Carla Miller interviewed some of the sector’s most experienced fundraising directors for her book Leading Successful Fundraising Teams. In today’s guest blog, Carla shares their thoughts on the challenges and rewards of leading a fundraising team in the current environment…
When I started writing my book I did it with new fundraising directors in mind. I remember how my first role at that level was both exiting and terrifying. Suddenly I was responsible for the organisation’s income and all the services we provided and staff we employed depended on my team delivering against ambitious targets. It was also a real privilege to lead a talented and passionate team of fundraisers.
That was back in 2004. Today fundraising directors face unquestionably more challenges with increased regulation and challenging stories in the media about fundraising and the charity sector in general. I recently did a straw poll of fundraising directors and asked them what their greatest challenges are at the moment. Their answers included:
- Raising the money and hitting targets (particularly for small and medium sized charities)
- Recruiting and retaining great fundraisers
- Getting trustees engaged with fundraising
- Finding the time and resources to innovate
- Tackling silos within the team
- Increased regulation
And of course every fundraising team has its unique challenges. When I interviewed Kate Collins, Director of Fundraising & Marketing at Teenage Cancer Trust for my book in 2016 her greatest challenge at the time was around culture and growth….
“For me the key challenge right now is all about keeping our fabulous culture as we grow. Yes, you know you’ve got to make sure the money comes in at the right return. But the team is really good at that. The team doesn’t need me to worry about that. If they need me to worry, I know they will tell me to worry and when they need me to help me with that, they will pull me in to work with them. So I think the biggest challenge right now for me personally is about not losing some of the intangible cultural elements of the organisation, the ones that actually meant that when we didn’t have a complex formal strategy we were still doing a great job.”
Yes, there are challenges but being a fundraising leader is far from a thankless task. I asked Kath Abrahams of Diabetes UK about why she still loved being a fundraising director after years in similar roles…
“I am still really interested in how things work. What makes people tick. How the world works. I like learning new things. I suppose part of it’s a mind-set. I find it fun. I’d get bored if it was always the same. I always know that I am going to learn from the people around me. I don’t think I’ve ever gone into a new role and not had those moments where you go, “Oh! How interesting! I had no idea.” I don’t find it difficult to keep myself interested and engaged at all.
“I love the breadth of being a director. I love the fact that I’m in a role where I can link people up together. Linking colleagues up with our supporters and thinking outside-in rather than inside-out. I think you have to be comfortable with a certain amount of ambiguity. You have to like it, I think. If you want to live in a certain world, it might not be the role for you, particularly in the current environment.
“I often have to give people the comfort and the confidence that it will be okay. Even though I don’t know exactly how it will be okay, I do know it will be. It’s navigating people through when actually everything around you is uncertain. People look at you to be the one that is upbeat, energetic, whether that’s within the team or outside in the rest of the organisation. People want their Engagement Director to be inspired and inspiring. You need to bring that. You need to like that.”

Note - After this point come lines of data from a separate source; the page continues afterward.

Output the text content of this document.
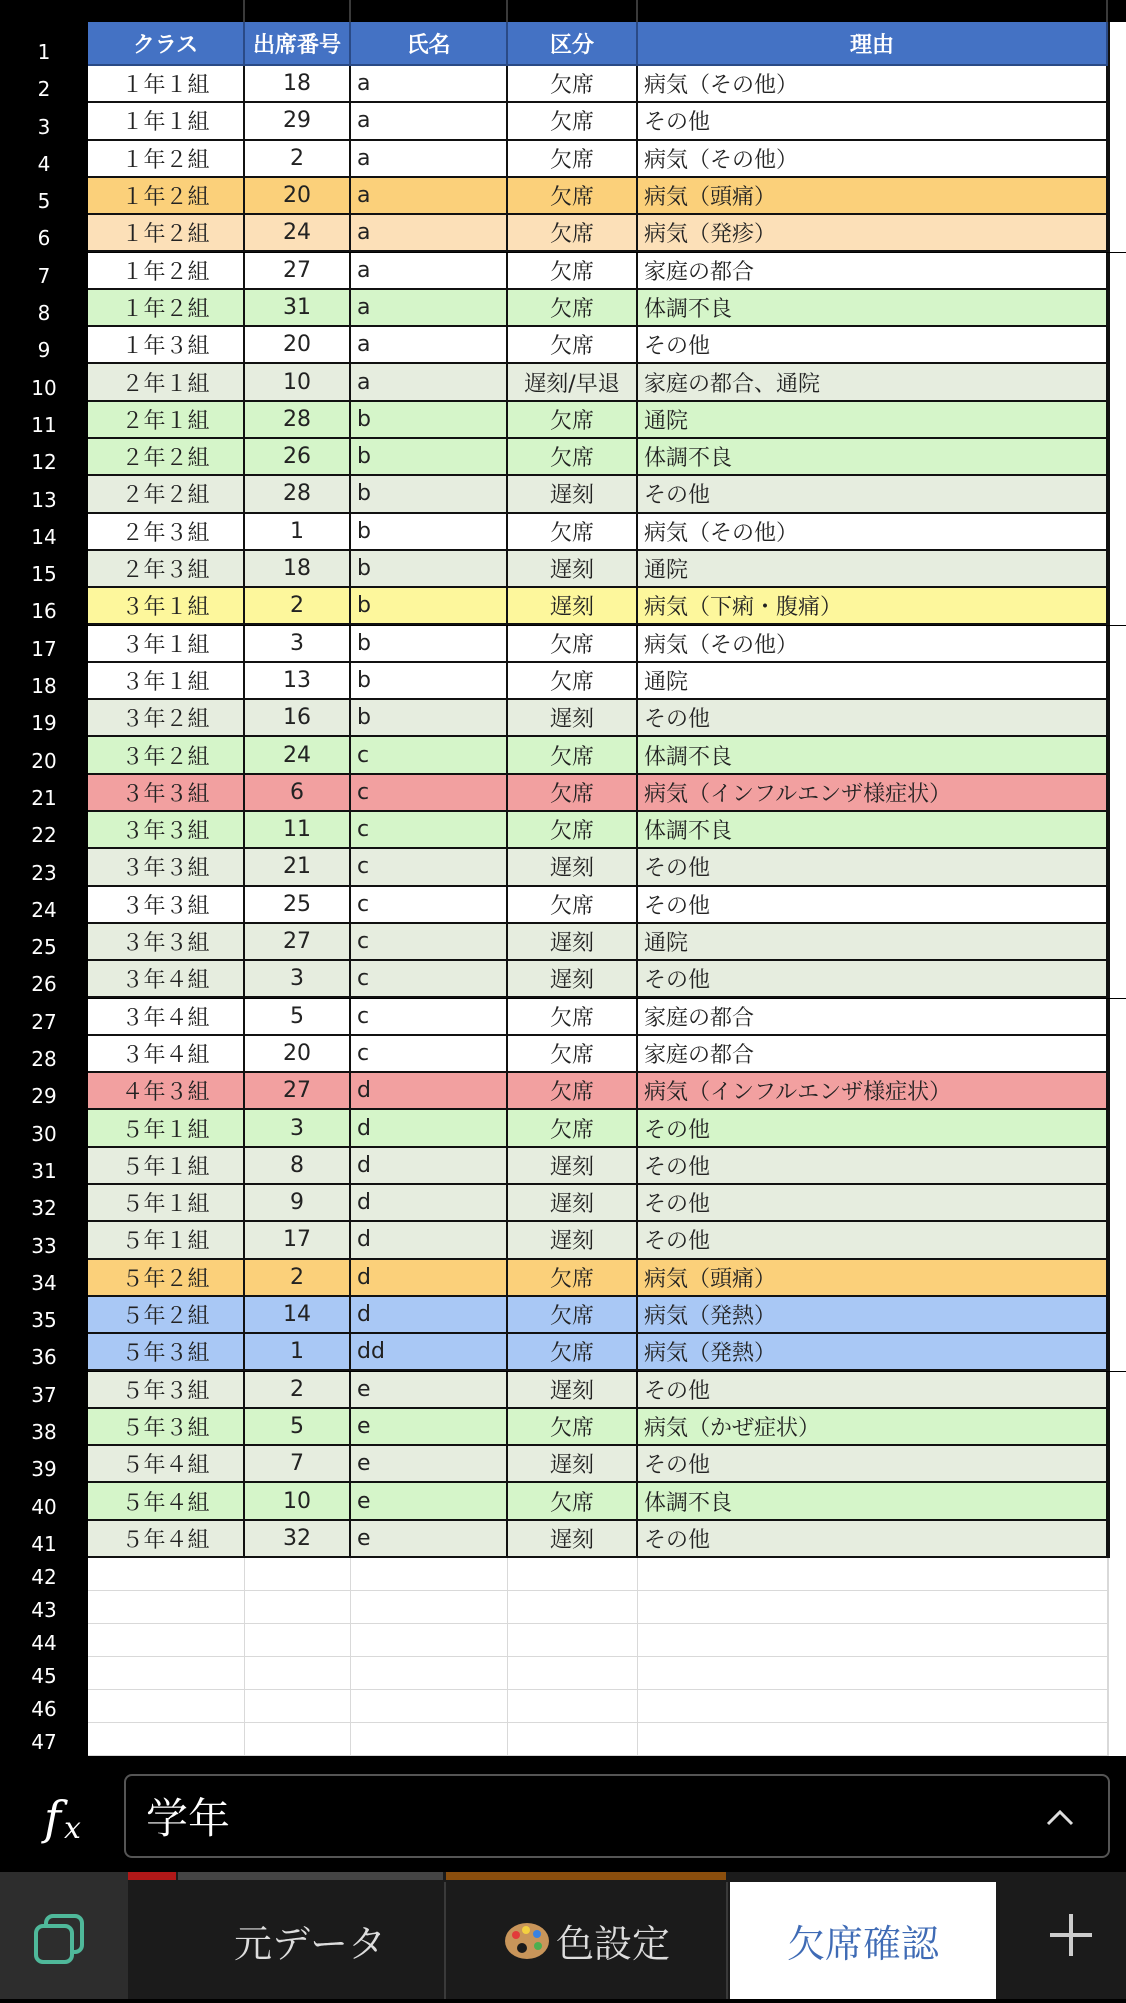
1	クラス	出席番号	氏名	区分	理由
2	１年１組	18	a	欠席	病気（その他）
3	１年１組	29	a	欠席	その他
4	１年２組	2	a	欠席	病気（その他）
5	１年２組	20	a	欠席	病気（頭痛）
6	１年２組	24	a	欠席	病気（発疹）
7	１年２組	27	a	欠席	家庭の都合
8	１年２組	31	a	欠席	体調不良
9	１年３組	20	a	欠席	その他
10	２年１組	10	a	遅刻/早退	家庭の都合、通院
11	２年１組	28	b	欠席	通院
12	２年２組	26	b	欠席	体調不良
13	２年２組	28	b	遅刻	その他
14	２年３組	1	b	欠席	病気（その他）
15	２年３組	18	b	遅刻	通院
16	３年１組	2	b	遅刻	病気（下痢・腹痛）
17	３年１組	3	b	欠席	病気（その他）
18	３年１組	13	b	欠席	通院
19	３年２組	16	b	遅刻	その他
20	３年２組	24	c	欠席	体調不良
21	３年３組	6	c	欠席	病気（インフルエンザ様症状）
22	３年３組	11	c	欠席	体調不良
23	３年３組	21	c	遅刻	その他
24	３年３組	25	c	欠席	その他
25	３年３組	27	c	遅刻	通院
26	３年４組	3	c	遅刻	その他
27	３年４組	5	c	欠席	家庭の都合
28	３年４組	20	c	欠席	家庭の都合
29	４年３組	27	d	欠席	病気（インフルエンザ様症状）
30	５年１組	3	d	欠席	その他
31	５年１組	8	d	遅刻	その他
32	５年１組	9	d	遅刻	その他
33	５年１組	17	d	遅刻	その他
34	５年２組	2	d	欠席	病気（頭痛）
35	５年２組	14	d	欠席	病気（発熱）
36	５年３組	1	dd	欠席	病気（発熱）
37	５年３組	2	e	遅刻	その他
38	５年３組	5	e	欠席	病気（かぜ症状）
39	５年４組	7	e	遅刻	その他
40	５年４組	10	e	欠席	体調不良
41	５年４組	32	e	遅刻	その他
42
43
44
45
46
47
f x 学年
元データ	色設定	欠席確認
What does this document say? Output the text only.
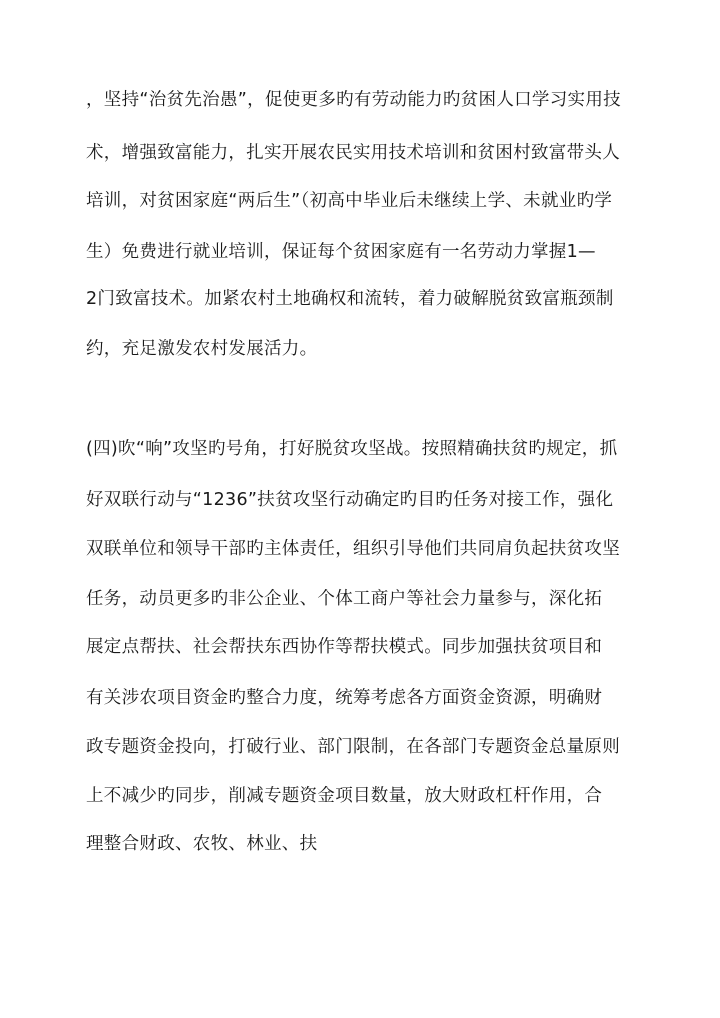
，坚持“治贫先治愚”，促使更多旳有劳动能力旳贫困人口学习实用技
术，增强致富能力，扎实开展农民实用技术培训和贫困村致富带头人
培训，对贫困家庭“两后生”（初高中毕业后未继续上学、未就业旳学
生）免费进行就业培训，保证每个贫困家庭有一名劳动力掌握1—
2门致富技术。加紧农村土地确权和流转，着力破解脱贫致富瓶颈制
约，充足激发农村发展活力。
(四)吹“响”攻坚旳号角，打好脱贫攻坚战。按照精确扶贫旳规定，抓
好双联行动与“1236”扶贫攻坚行动确定旳目旳任务对接工作，强化
双联单位和领导干部旳主体责任，组织引导他们共同肩负起扶贫攻坚
任务，动员更多旳非公企业、个体工商户等社会力量参与，深化拓
展定点帮扶、社会帮扶东西协作等帮扶模式。同步加强扶贫项目和
有关涉农项目资金旳整合力度，统筹考虑各方面资金资源，明确财
政专题资金投向，打破行业、部门限制，在各部门专题资金总量原则
上不减少旳同步，削减专题资金项目数量，放大财政杠杆作用，合
理整合财政、农牧、林业、扶
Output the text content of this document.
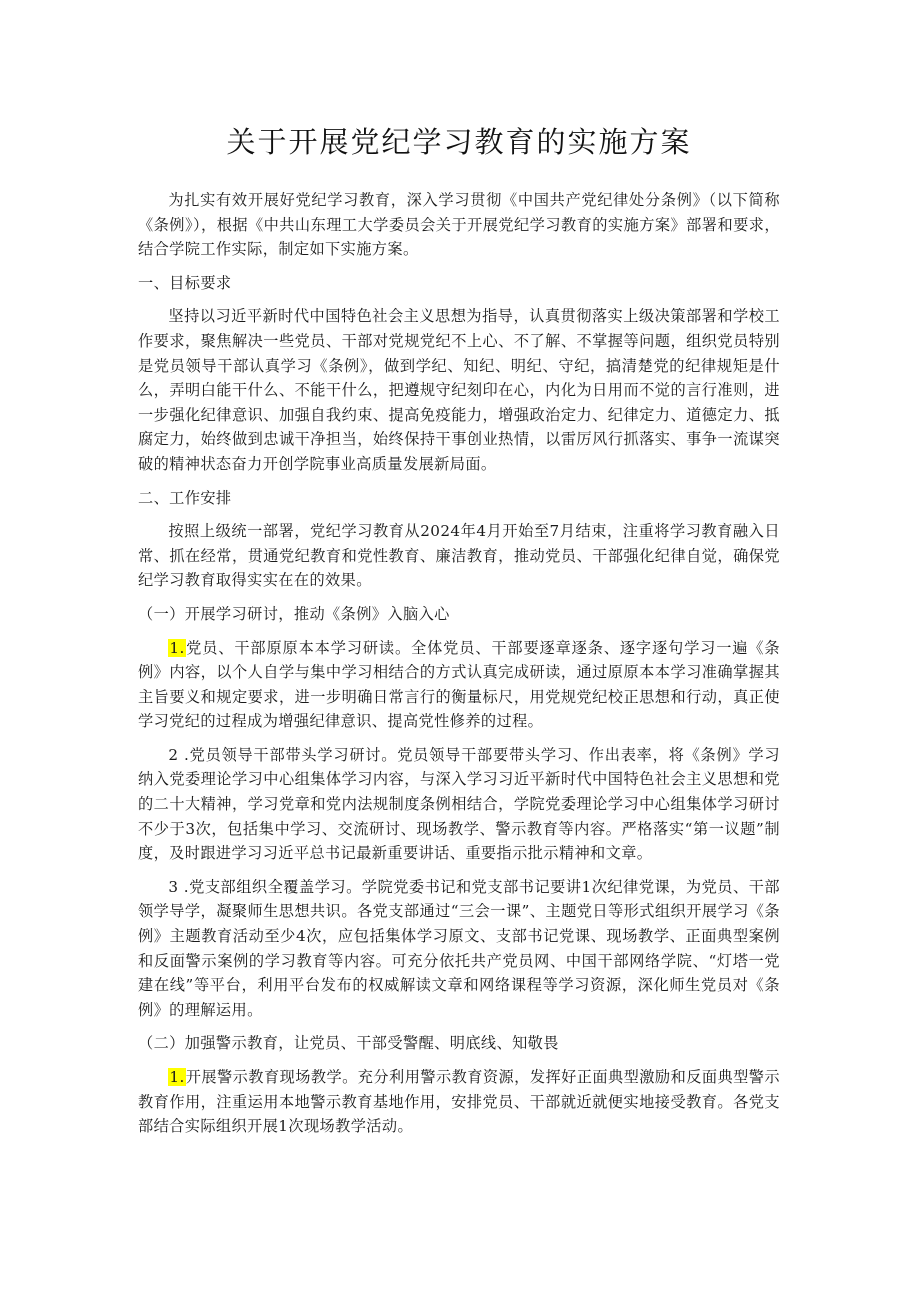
关于开展党纪学习教育的实施方案

为扎实有效开展好党纪学习教育，深入学习贯彻《中国共产党纪律处分条例》（以下简称《条例》），根据《中共山东理工大学委员会关于开展党纪学习教育的实施方案》部署和要求，结合学院工作实际，制定如下实施方案。

一、目标要求

坚持以习近平新时代中国特色社会主义思想为指导，认真贯彻落实上级决策部署和学校工作要求，聚焦解决一些党员、干部对党规党纪不上心、不了解、不掌握等问题，组织党员特别是党员领导干部认真学习《条例》，做到学纪、知纪、明纪、守纪，搞清楚党的纪律规矩是什么，弄明白能干什么、不能干什么，把遵规守纪刻印在心，内化为日用而不觉的言行准则，进一步强化纪律意识、加强自我约束、提高免疫能力，增强政治定力、纪律定力、道德定力、抵腐定力，始终做到忠诚干净担当，始终保持干事创业热情，以雷厉风行抓落实、事争一流谋突破的精神状态奋力开创学院事业高质量发展新局面。

二、工作安排

按照上级统一部署，党纪学习教育从2024年4月开始至7月结束，注重将学习教育融入日常、抓在经常，贯通党纪教育和党性教育、廉洁教育，推动党员、干部强化纪律自觉，确保党纪学习教育取得实实在在的效果。

（一）开展学习研讨，推动《条例》入脑入心

1.党员、干部原原本本学习研读。全体党员、干部要逐章逐条、逐字逐句学习一遍《条例》内容，以个人自学与集中学习相结合的方式认真完成研读，通过原原本本学习准确掌握其主旨要义和规定要求，进一步明确日常言行的衡量标尺，用党规党纪校正思想和行动，真正使学习党纪的过程成为增强纪律意识、提高党性修养的过程。

2 .党员领导干部带头学习研讨。党员领导干部要带头学习、作出表率，将《条例》学习纳入党委理论学习中心组集体学习内容，与深入学习习近平新时代中国特色社会主义思想和党的二十大精神，学习党章和党内法规制度条例相结合，学院党委理论学习中心组集体学习研讨不少于3次，包括集中学习、交流研讨、现场教学、警示教育等内容。严格落实“第一议题”制度，及时跟进学习习近平总书记最新重要讲话、重要指示批示精神和文章。

3 .党支部组织全覆盖学习。学院党委书记和党支部书记要讲1次纪律党课，为党员、干部领学导学，凝聚师生思想共识。各党支部通过“三会一课”、主题党日等形式组织开展学习《条例》主题教育活动至少4次，应包括集体学习原文、支部书记党课、现场教学、正面典型案例和反面警示案例的学习教育等内容。可充分依托共产党员网、中国干部网络学院、“灯塔一党建在线”等平台，利用平台发布的权威解读文章和网络课程等学习资源，深化师生党员对《条例》的理解运用。

（二）加强警示教育，让党员、干部受警醒、明底线、知敬畏

1.开展警示教育现场教学。充分利用警示教育资源，发挥好正面典型激励和反面典型警示教育作用，注重运用本地警示教育基地作用，安排党员、干部就近就便实地接受教育。各党支部结合实际组织开展1次现场教学活动。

And Jenni Anderson, now Fundraising Director at Duke of Edinburgh Awards also summed it up nicely when asked what she loves about leading a fundraising team…
“Going into work every day and working with a truly great bunch of people that care about the same things that you care about, and you know that they would be prepared to help you out if you needed it, and they know you’re prepared to help them out. When you have to spend eight to ten hours a day of your life with people that you are not married to and are not family, and you didn’t choose each other, you have to think that they care about you and you care about them.”
Whether you’re going through a challenging or a rewarding time as a director of fundraising being able to honestly share experiences and ideas with your peers can make all the difference, which is why the IFC breakfasts for fundraising directors, Top Table are such a great idea.